A review by Julia Davis

On the Beach - a book about nuclear war and the end of the world. I think I knew that before I'd heard of Nevil Shute. I started on his books another way though, and worked round with trepidation to probably his best known work.

It is a great deal more subtle than my opening remark. Even the war has a complexity that lends it credibility - started not by superpowers but by little "irresponsibles", continued not by megalomaniacs but by honest men trying to do what was right...or at least it is supposed so, as they are no longer available for comment where Shute takes up the story.

For it is not a story about the war, though the consequences of the brief conflict constitute the only villain. This is classic Shute, a story about ordinary people caught up in extraordinary events. It details beautifully their various reactions to their inevitable deaths - from denial, escapism and religious fervour, to acceptance and the new "madness" that that brings.

The story may not be about the war, but the war remains the key and function of the book. Shute himself explained his purpose in writing it, placing the words in the mouth of Peter Holmes: "...if a couple of hundred million people all decide that their national honour requires them to drop cobalt bombs upon their neighbour, well, there's not much that you or I can do about it. The only possible hope would have been to educate them out of their silliness." That doesn't mean, though, that it should be read as a dry lesson. It is a beautifully crafted tale with very real characters whose lives catch and hold the imagination.

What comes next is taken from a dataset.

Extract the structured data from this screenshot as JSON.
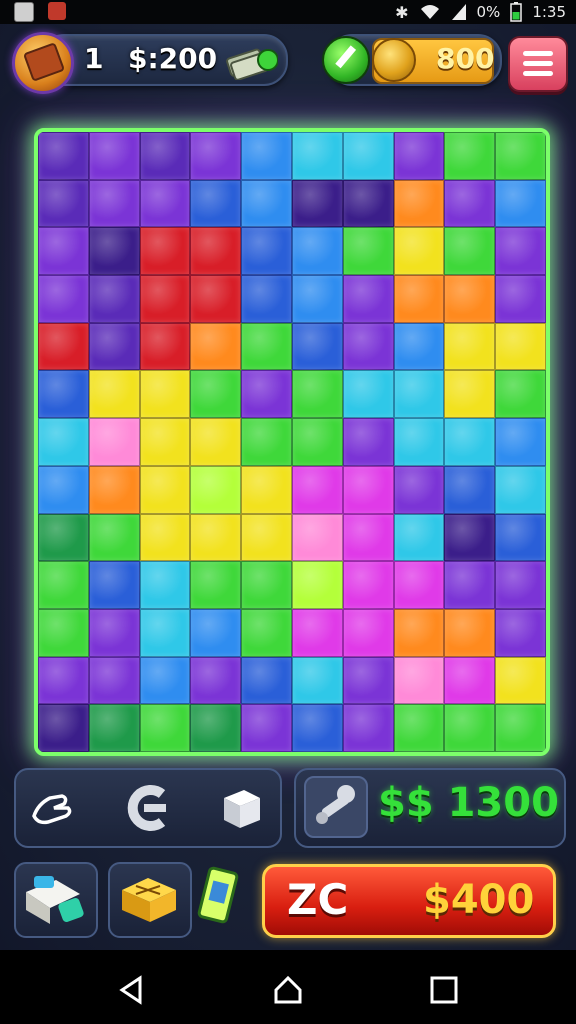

I almost funked out of reading it myself, expecting it to be too heavy and depressing. With Shute I should have known better. For both narrator and characters the sadness is shot through with a wry, almost flippant, humour which is perhaps the only mental defence against the subject. In fact on first reading I was carried along with the resilience and even optimism of the characters to such an extent as to find the book almost cheerful. It is only in stepping away from the characters and looking honestly at their situation that the true impact arrives, a cruel wrench of the perception away from their quiet dignity to the full horror of their fate; and when that happens those flippant touches become perhaps the greatest wrench of all.